Given that clavesins are associated with TGN-derived CCVs and that they form a complex with CHC and AP-1, it seemed possible that they could be involved in the formation of CCVs at the TGN membrane, specifically that they interact with the TGN membrane through the Sec14 domain and serve a bridging function in the recruitment of CHC·AP-1 complexes. However, we saw no significant change in the localization of AP-1 or CHC at the TGN following clavesin knockdown. Moreover, we saw no alterations in the localization of mannose 6-phosphate receptors, inconsistent with a role for clavesins in clathrin-mediated trafficking from the TGN to endosomes or recycling of mannose 6-phosphate receptors from endosomes back to the TGN. However, clavesin knockdown in hippocampal neurons did cause a significant enlargement of a LAMP1-positive compartment. LAMP1 traffics from the TGN to early endosomes before progression into late endosomes/lysosomes (40). Given the lack of influence of clavesin knockdown on TGN to endosome trafficking, these data suggest that clavesins function in a pathway between early endosomes and mature lysosomes. In this scenario, clavesins use CCVs as a mechanism to reach the endosomal system. LAMP1 itself traffics from the TGN to early endosomes using a clathrin-independent pathway (41). Thus, clavesins will not encounter LAMP1-positive membranes until early endosomes, further supporting the possibility that the influence of clavesins on LAMP1 occurs after early endosomes. We do not at present understand the mechanism of clavesin function or the means by which clavesin proteins influence the morphology of the LAMP1-positive compartment. However, given that the Sec14 domain binds PtdIns(3,5)P₂ and that decreased levels of this inositol phospholipid lead to the formation of enlarged cytoplasmic LAMP2-positive vacuoles (10, 11, 13, 14, 53), it is interesting to speculate that clavesin knockdown could cause decreased PtdIns(3,5)P₂ levels. Unfortunately, our attempts to assay PtdIns(3,5)P₂ in knockdown versus control neurons following loading with [³H]myo-inositol were frustrated by the low level of this PtdIns species (54) and limitations in the material available from knockdown neuronal cultures. This will clearly be an important avenue for future exploration.

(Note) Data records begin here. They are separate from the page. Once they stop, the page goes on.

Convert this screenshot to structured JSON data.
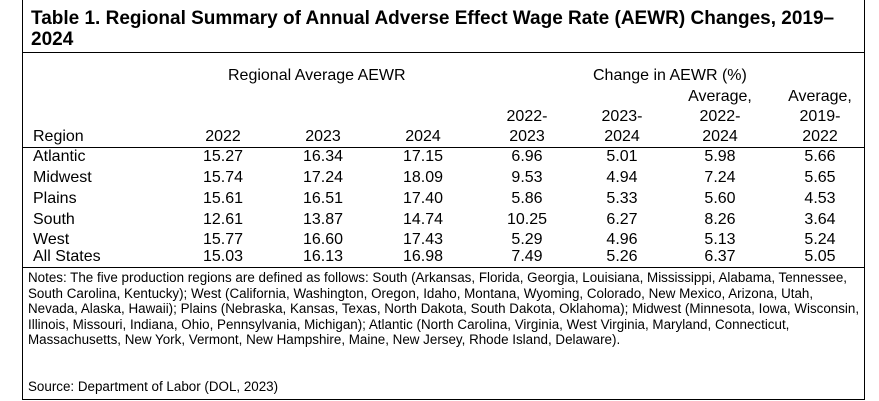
{
  "title": "Table 1. Regional Summary of Annual Adverse Effect Wage Rate (AEWR) Changes, 2019–2024",
  "group_headers": {
    "avg": "Regional Average AEWR",
    "change": "Change in AEWR (%)"
  },
  "columns": {
    "region": "Region",
    "y2022": "2022",
    "y2023": "2023",
    "y2024": "2024",
    "c2223_l1": "2022-",
    "c2223_l2": "2023",
    "c2324_l1": "2023-",
    "c2324_l2": "2024",
    "avg2224_l1": "Average,",
    "avg2224_l2": "2022-",
    "avg2224_l3": "2024",
    "avg1922_l1": "Average,",
    "avg1922_l2": "2019-",
    "avg1922_l3": "2022"
  },
  "rows": [
    {
      "region": "Atlantic",
      "y2022": "15.27",
      "y2023": "16.34",
      "y2024": "17.15",
      "c2223": "6.96",
      "c2324": "5.01",
      "avg2224": "5.98",
      "avg1922": "5.66"
    },
    {
      "region": "Midwest",
      "y2022": "15.74",
      "y2023": "17.24",
      "y2024": "18.09",
      "c2223": "9.53",
      "c2324": "4.94",
      "avg2224": "7.24",
      "avg1922": "5.65"
    },
    {
      "region": "Plains",
      "y2022": "15.61",
      "y2023": "16.51",
      "y2024": "17.40",
      "c2223": "5.86",
      "c2324": "5.33",
      "avg2224": "5.60",
      "avg1922": "4.53"
    },
    {
      "region": "South",
      "y2022": "12.61",
      "y2023": "13.87",
      "y2024": "14.74",
      "c2223": "10.25",
      "c2324": "6.27",
      "avg2224": "8.26",
      "avg1922": "3.64"
    },
    {
      "region": "West",
      "y2022": "15.77",
      "y2023": "16.60",
      "y2024": "17.43",
      "c2223": "5.29",
      "c2324": "4.96",
      "avg2224": "5.13",
      "avg1922": "5.24"
    },
    {
      "region": "All States",
      "y2022": "15.03",
      "y2023": "16.13",
      "y2024": "16.98",
      "c2223": "7.49",
      "c2324": "5.26",
      "avg2224": "6.37",
      "avg1922": "5.05"
    }
  ],
  "notes": "Notes: The five production regions are defined as follows: South (Arkansas, Florida, Georgia, Louisiana, Mississippi, Alabama, Tennessee, South Carolina, Kentucky); West (California, Washington, Oregon, Idaho, Montana, Wyoming, Colorado, New Mexico, Arizona, Utah, Nevada, Alaska, Hawaii); Plains (Nebraska, Kansas, Texas, North Dakota, South Dakota, Oklahoma); Midwest (Minnesota, Iowa, Wisconsin, Illinois, Missouri, Indiana, Ohio, Pennsylvania, Michigan); Atlantic (North Carolina, Virginia, West Virginia, Maryland, Connecticut, Massachusetts, New York, Vermont, New Hampshire, Maine, New Jersey, Rhode Island, Delaware).",
  "source": "Source: Department of Labor (DOL, 2023)"
}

The ingls (infantile gliosis) mouse arose as a spontaneous mutation at The Jackson Laboratory. The mice show enlargement of brain ventricles and gliosis (astrocyte proliferation) as a result of extensive and severe neuronal degeneration (11). It was recently demonstrated that ingls results from a mutation in Vac14 that disrupts the Vac14-PIKfyve complex and leads to decreased PtdIns(3,5)P₂ levels (11). It is not understood why alterations in the level of a lipid involved in “housekeeping” trafficking pathways would lead to selective neuronal loss (11). However, these data imply the presence of neuron-specific PtdIns(3,5)P₂ effectors that are important for cell survival. To the best of our knowledge, clavesin 1 is the first neuron-specific PtdIns(3,5)P₂-binding protein. Moreover, it is interesting that clavesins function in trafficking to lysosomes. The importance of lysosomes for cell survival is underscored not only by their ability to degrade damaged macromolecules but also by the fact that compromised lysosomal function can lead to apoptotic cell death (55). Neurons are particularly sensitive to lysosomal dysfunction, and alterations in lysosomal function are the underlying cause of numerous neurodegenerative diseases (55). These data imply that neurons have unique mechanisms for regulation of lysosomal function and/or formation/maintenance, probably involving PtdIns(3,5)P₂. An important avenue for the future will be to determine the mechanism of clavesin function in LAMP1 trafficking in neurons.